Information about the history of the cardinal and white school colors of Chadron State College is not available at this time, but the college uses a dark shade of cardinal (similar to garnet).
To avoid assigning duplicate hood linings to colleges and universities that used the same school colors, the Intercollegiate Bureau of Academic Costume (IBAC) used different types of heraldic patterns to divide the two or more colors in an academic hood. One of the heraldic divisions the Bureau employed was a “reversed chevron”. Here the standard chevron of between three and four inches in width was inverted so that the chevron pointed upwards.
Chadron State College does not appear in early IBAC lists from 1927 or 1948, so the IBAC might not have assigned the college a hood lining until the late 1940s or 1950s.
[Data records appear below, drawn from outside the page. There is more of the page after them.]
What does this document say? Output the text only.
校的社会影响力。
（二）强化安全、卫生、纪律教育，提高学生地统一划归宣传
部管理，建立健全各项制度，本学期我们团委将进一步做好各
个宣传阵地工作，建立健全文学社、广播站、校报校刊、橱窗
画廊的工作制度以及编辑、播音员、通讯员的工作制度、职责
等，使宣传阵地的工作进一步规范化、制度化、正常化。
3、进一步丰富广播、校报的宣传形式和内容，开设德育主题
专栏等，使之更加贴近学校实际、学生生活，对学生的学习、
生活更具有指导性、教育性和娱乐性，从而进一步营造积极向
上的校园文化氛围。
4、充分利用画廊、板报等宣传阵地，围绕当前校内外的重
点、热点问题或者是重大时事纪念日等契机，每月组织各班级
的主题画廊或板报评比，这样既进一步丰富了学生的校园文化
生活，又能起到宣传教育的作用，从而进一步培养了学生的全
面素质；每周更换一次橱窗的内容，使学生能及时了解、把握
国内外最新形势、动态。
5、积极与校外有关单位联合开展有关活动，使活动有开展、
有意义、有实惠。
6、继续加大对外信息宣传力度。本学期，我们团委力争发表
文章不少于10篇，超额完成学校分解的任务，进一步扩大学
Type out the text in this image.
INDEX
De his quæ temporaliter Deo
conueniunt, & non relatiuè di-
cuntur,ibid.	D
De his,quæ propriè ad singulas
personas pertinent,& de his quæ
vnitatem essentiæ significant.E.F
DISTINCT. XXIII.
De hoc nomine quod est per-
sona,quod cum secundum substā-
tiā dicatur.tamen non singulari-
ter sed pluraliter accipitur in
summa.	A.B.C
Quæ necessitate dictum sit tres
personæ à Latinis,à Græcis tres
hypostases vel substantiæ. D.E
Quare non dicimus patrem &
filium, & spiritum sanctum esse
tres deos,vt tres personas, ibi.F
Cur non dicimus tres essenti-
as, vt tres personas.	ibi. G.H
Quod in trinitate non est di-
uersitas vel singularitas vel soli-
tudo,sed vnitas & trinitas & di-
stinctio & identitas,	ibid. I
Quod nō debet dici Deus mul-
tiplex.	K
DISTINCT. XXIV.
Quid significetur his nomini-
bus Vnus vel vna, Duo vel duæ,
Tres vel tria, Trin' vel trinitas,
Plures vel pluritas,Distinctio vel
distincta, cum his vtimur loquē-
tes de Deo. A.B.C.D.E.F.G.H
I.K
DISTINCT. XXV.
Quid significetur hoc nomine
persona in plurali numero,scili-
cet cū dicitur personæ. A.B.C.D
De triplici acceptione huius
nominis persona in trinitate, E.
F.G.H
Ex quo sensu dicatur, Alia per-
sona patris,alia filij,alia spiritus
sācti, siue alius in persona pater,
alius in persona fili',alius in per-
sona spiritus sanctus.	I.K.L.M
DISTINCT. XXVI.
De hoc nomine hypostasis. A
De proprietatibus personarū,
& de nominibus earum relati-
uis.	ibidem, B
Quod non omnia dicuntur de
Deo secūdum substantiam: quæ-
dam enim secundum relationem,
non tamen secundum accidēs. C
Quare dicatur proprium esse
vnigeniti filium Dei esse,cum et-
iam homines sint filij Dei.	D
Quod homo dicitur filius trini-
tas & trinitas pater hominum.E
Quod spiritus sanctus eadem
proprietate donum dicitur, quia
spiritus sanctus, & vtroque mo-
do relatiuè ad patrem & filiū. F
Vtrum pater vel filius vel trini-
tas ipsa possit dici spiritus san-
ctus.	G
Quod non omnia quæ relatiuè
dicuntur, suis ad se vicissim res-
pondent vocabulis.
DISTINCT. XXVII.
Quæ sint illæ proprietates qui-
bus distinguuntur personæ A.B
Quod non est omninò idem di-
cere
A list compiled by Kevin Sheard in Academic Heraldry in America (1962) described Chadron’s hood lining as dark cardinal with a white reversed chevron. Sheard accurately described the shade of Chadron’s red; an IBAC list from 1972 used the college’s official definition of its red and therefore less accurately stated that the college’s hood was cardinal with a reversed white chevron. The Intercollegiate Bureau may have inverted Chadron’s chevron to avoid the potential for confusion with the hood linings already assigned to Radcliffe College (crimson with a white chevron) or Lafayette College (maroon with a white chevron) in the late 1890s.